Belgium photographs complete

Monday, October 1, 2012
Tyne Cot Memorial

Despite a cool and wet spring in the northern hemisphere, the photographs which the New Zealand War Graves Trust contracted for in New Zealand have been collected from Belgium. This part of the project was possible thanks to funding from The Trusts Community Foundation and from the Four Winds Foundation. This scene of so many World War I battles has graves and primary memorials (where there is no known grave) of more than 5000 New Zealand casualties.

A majority are in three cemeteries, either in graves or on memorials: 828 on the Messines Memorial, 1281 on the Tyne Cot Memorial, 192 in Tyne Cot Cemetery and 378 on the Buttes Memorial. The balance, 2353, are in 129 smaller cemeteries—some administered by the CWGC and others in local/town graveyards. These completed photographs which are being progressivley uploaded to the New Zealand War Graves Trust website, were collected in a little over three months.

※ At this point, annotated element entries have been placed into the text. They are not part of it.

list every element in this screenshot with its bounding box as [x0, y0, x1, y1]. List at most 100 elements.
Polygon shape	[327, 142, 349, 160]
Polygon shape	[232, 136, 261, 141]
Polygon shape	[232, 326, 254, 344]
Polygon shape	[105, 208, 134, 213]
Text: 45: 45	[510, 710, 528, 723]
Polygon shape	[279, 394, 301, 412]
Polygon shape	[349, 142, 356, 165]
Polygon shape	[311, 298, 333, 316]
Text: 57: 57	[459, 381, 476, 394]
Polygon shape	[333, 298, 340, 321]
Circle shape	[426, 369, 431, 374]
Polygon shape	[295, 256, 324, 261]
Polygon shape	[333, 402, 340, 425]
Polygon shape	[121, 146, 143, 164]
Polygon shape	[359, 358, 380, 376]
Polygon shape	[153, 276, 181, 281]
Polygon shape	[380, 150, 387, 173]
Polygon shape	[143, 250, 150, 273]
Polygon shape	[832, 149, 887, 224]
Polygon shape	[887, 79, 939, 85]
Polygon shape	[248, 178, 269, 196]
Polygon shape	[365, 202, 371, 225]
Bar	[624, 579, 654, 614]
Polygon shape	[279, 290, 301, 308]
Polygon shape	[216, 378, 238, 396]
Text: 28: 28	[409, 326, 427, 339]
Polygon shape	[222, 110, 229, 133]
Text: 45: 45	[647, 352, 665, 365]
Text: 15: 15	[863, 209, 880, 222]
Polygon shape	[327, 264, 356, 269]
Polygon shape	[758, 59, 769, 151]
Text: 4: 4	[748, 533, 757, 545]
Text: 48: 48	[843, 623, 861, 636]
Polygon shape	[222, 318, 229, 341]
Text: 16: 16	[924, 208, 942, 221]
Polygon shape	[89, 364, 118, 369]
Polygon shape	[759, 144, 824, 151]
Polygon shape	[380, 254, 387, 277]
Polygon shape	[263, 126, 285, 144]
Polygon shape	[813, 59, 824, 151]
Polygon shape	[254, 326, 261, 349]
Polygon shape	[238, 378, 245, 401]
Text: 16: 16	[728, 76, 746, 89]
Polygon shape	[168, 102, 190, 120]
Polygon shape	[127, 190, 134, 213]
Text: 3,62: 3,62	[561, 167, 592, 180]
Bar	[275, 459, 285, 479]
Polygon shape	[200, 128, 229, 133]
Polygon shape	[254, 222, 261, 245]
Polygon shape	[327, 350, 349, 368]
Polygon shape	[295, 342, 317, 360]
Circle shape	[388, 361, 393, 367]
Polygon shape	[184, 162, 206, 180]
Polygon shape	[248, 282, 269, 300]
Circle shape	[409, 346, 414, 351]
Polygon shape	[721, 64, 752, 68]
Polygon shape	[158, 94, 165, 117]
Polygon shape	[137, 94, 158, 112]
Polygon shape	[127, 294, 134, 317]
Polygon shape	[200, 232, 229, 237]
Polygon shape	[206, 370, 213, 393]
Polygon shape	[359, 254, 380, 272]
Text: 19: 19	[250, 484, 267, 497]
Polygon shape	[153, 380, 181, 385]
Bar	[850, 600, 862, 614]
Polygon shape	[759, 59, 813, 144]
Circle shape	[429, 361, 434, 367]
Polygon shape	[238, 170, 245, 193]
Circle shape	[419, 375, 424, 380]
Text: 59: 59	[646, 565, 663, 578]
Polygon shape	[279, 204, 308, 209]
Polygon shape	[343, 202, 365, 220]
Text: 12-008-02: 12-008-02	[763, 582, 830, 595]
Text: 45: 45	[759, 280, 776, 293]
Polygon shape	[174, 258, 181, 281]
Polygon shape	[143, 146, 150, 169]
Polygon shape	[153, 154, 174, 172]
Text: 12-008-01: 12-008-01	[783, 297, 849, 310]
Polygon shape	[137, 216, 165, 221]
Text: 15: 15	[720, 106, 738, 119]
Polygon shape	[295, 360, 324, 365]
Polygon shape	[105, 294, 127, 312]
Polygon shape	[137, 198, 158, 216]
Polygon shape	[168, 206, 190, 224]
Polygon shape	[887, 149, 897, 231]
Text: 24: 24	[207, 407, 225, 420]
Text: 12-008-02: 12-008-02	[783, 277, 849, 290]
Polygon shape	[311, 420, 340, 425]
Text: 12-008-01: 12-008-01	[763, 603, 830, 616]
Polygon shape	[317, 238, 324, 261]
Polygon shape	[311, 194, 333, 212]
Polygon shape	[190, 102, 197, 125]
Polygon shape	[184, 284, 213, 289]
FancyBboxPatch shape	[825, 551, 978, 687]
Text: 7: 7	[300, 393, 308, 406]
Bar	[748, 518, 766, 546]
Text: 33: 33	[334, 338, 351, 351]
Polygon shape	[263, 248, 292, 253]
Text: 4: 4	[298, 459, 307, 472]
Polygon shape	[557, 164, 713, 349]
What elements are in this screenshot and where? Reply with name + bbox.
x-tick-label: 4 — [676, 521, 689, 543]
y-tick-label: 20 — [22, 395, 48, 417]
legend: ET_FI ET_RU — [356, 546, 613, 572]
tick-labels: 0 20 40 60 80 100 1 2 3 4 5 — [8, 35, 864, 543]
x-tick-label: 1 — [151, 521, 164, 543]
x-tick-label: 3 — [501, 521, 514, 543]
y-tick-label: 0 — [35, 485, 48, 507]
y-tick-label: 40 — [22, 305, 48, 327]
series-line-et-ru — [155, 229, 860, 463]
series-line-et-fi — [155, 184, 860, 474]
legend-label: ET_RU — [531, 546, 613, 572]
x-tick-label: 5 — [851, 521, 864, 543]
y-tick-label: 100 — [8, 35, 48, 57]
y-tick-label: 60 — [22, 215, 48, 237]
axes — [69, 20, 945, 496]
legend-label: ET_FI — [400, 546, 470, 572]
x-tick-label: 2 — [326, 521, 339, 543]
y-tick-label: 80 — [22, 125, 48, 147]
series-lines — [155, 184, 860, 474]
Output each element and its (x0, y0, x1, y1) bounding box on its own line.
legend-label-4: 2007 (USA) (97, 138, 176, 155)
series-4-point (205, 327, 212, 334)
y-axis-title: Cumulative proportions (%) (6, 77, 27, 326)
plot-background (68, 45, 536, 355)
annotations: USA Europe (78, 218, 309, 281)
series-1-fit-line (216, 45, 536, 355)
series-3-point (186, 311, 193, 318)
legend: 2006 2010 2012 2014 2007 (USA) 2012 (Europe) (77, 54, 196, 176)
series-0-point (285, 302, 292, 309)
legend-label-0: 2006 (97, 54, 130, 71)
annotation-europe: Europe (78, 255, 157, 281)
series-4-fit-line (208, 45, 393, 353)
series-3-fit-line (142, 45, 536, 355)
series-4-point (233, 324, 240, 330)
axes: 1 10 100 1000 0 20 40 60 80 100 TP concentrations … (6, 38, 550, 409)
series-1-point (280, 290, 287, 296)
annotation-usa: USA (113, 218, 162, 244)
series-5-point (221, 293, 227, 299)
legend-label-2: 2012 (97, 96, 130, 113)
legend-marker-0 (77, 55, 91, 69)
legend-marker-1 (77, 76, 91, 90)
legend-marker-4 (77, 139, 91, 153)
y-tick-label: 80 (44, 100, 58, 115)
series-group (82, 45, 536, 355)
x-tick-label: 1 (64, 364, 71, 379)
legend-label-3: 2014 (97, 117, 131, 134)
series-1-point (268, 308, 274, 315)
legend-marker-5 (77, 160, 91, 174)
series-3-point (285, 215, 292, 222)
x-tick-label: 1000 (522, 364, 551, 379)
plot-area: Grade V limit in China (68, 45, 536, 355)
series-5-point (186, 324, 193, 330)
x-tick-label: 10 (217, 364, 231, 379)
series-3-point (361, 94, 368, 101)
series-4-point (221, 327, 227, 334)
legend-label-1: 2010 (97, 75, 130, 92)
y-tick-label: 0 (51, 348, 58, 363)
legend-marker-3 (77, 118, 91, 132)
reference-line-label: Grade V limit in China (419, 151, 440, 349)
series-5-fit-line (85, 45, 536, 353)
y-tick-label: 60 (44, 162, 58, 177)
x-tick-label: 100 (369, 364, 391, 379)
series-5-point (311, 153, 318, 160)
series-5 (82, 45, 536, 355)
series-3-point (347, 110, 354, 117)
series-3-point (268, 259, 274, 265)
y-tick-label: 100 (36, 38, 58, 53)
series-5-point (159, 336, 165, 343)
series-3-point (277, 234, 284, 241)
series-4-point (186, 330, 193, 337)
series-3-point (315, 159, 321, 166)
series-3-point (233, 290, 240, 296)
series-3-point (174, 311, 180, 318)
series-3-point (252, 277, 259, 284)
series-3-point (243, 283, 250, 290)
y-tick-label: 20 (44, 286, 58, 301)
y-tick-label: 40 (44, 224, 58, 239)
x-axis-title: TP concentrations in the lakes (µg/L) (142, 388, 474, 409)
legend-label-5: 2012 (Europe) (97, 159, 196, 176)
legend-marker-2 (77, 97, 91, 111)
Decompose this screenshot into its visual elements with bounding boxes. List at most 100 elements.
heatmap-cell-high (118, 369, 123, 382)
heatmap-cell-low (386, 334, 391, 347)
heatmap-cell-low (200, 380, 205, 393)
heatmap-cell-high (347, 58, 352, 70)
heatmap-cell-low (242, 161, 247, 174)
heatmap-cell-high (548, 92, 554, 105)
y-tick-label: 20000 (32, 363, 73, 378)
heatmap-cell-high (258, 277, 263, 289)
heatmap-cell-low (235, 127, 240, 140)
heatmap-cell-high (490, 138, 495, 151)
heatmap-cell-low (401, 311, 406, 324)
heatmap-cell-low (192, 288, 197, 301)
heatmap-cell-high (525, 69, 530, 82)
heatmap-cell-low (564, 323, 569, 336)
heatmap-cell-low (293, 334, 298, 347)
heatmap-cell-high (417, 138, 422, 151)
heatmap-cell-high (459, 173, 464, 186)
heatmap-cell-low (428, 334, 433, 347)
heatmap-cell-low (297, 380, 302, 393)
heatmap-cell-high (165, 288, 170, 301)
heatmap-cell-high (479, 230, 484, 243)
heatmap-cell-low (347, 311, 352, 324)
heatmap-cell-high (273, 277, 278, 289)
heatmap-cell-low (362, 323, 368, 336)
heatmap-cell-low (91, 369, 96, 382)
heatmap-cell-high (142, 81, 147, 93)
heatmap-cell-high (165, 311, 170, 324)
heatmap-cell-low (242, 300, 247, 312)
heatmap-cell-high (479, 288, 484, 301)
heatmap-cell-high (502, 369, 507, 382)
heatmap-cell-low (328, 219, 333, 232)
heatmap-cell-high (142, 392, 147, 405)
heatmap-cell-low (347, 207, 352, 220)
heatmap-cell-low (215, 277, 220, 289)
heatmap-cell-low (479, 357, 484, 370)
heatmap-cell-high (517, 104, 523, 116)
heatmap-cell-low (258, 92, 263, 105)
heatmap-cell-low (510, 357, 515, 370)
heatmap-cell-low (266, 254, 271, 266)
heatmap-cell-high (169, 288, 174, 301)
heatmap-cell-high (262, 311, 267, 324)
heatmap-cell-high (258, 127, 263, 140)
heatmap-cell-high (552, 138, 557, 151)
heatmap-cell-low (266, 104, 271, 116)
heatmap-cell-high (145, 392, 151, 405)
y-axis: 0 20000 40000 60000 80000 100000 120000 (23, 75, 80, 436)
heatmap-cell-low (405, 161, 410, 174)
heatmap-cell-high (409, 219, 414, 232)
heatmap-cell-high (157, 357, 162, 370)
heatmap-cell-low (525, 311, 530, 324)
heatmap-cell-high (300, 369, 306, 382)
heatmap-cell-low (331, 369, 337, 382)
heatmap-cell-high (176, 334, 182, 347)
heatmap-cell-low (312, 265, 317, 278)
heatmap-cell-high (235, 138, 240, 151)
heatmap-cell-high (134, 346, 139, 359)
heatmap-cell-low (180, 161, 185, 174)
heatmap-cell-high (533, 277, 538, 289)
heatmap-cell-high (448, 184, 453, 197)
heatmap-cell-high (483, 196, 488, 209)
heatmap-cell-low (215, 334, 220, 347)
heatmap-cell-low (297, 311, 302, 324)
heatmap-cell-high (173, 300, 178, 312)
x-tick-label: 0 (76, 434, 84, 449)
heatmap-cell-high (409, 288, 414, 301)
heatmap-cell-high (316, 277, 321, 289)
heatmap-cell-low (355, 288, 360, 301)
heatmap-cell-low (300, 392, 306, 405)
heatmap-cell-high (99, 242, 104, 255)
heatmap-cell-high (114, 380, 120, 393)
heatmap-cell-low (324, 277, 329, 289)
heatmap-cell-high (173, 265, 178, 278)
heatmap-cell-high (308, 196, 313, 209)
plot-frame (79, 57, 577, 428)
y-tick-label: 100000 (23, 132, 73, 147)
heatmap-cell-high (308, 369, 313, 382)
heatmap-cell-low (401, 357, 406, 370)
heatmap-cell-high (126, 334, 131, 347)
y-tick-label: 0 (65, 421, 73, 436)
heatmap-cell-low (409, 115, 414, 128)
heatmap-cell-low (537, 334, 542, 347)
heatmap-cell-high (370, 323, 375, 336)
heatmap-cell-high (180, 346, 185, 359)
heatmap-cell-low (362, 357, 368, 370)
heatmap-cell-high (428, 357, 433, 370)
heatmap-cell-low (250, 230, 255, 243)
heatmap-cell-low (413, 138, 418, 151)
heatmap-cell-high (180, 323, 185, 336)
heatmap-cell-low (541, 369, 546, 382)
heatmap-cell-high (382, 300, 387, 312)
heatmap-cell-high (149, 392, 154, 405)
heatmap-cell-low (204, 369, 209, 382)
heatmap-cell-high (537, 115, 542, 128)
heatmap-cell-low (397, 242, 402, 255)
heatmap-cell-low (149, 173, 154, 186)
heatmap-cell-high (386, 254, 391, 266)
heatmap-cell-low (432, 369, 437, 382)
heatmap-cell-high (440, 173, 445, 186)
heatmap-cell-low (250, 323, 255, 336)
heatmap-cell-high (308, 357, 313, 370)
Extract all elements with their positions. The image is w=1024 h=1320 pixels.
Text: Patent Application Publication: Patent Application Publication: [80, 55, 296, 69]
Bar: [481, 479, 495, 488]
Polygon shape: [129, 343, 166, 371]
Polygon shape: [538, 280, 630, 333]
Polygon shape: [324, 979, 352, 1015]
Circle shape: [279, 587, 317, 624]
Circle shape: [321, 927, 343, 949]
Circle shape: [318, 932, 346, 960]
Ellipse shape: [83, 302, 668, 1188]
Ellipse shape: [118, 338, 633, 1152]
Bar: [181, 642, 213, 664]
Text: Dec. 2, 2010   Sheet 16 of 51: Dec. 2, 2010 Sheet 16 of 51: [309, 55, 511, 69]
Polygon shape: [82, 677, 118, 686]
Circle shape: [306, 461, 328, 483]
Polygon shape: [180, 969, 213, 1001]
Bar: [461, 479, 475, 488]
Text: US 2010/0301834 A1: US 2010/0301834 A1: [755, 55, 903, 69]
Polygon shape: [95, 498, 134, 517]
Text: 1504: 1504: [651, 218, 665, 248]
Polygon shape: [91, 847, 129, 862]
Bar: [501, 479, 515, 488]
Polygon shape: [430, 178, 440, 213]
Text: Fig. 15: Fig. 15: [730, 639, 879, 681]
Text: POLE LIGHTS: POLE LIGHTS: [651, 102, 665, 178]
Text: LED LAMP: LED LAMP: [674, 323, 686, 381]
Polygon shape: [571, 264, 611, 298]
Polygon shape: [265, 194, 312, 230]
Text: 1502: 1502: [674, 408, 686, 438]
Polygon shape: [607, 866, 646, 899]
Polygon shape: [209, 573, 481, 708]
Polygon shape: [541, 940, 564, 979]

Among the many World War I battles in Belgium, there were notable actions around Ypres and Messines and the 1917 Battles of Pilckem Ridge, Langemarck, Menin Road Ridge, Polygon Wood, Broodseinde, Poelcapelle and Passchendaele, for example. The website greatwar.co.uk notes that there are 11,956 graves of Commonwealth servicemen in Tyne Cot Cemetery in Belgium, the largest British and Commonwealth cemetery in the world. Of these graves 3,588 are identified. The remains of the other 8,368 servicemen buried in the cemetery are known not by name, but only by the fact they served with Commonwealth forces.

Funding from SkyCity Auckland Community Trust allowed the collection of photographs, gathered in the northern summer 38-degree heat,  of all 2348 casualties on the Gallipoli peninsula. The work continues in collection of images of war graves from the Somme and northern France where thousands of New Zealand casualties are located.

Funding from First Sovereign Trust has allowed the start of contracted supply of photographic images from the area of the Somme, a First World War battleground. Our project aims to obtain photographs over two summers of a total of 8314 casualties in France, including 534 serving with Allied forces, mainly Australian and British, remembered in 466 cemeteries and on memorials.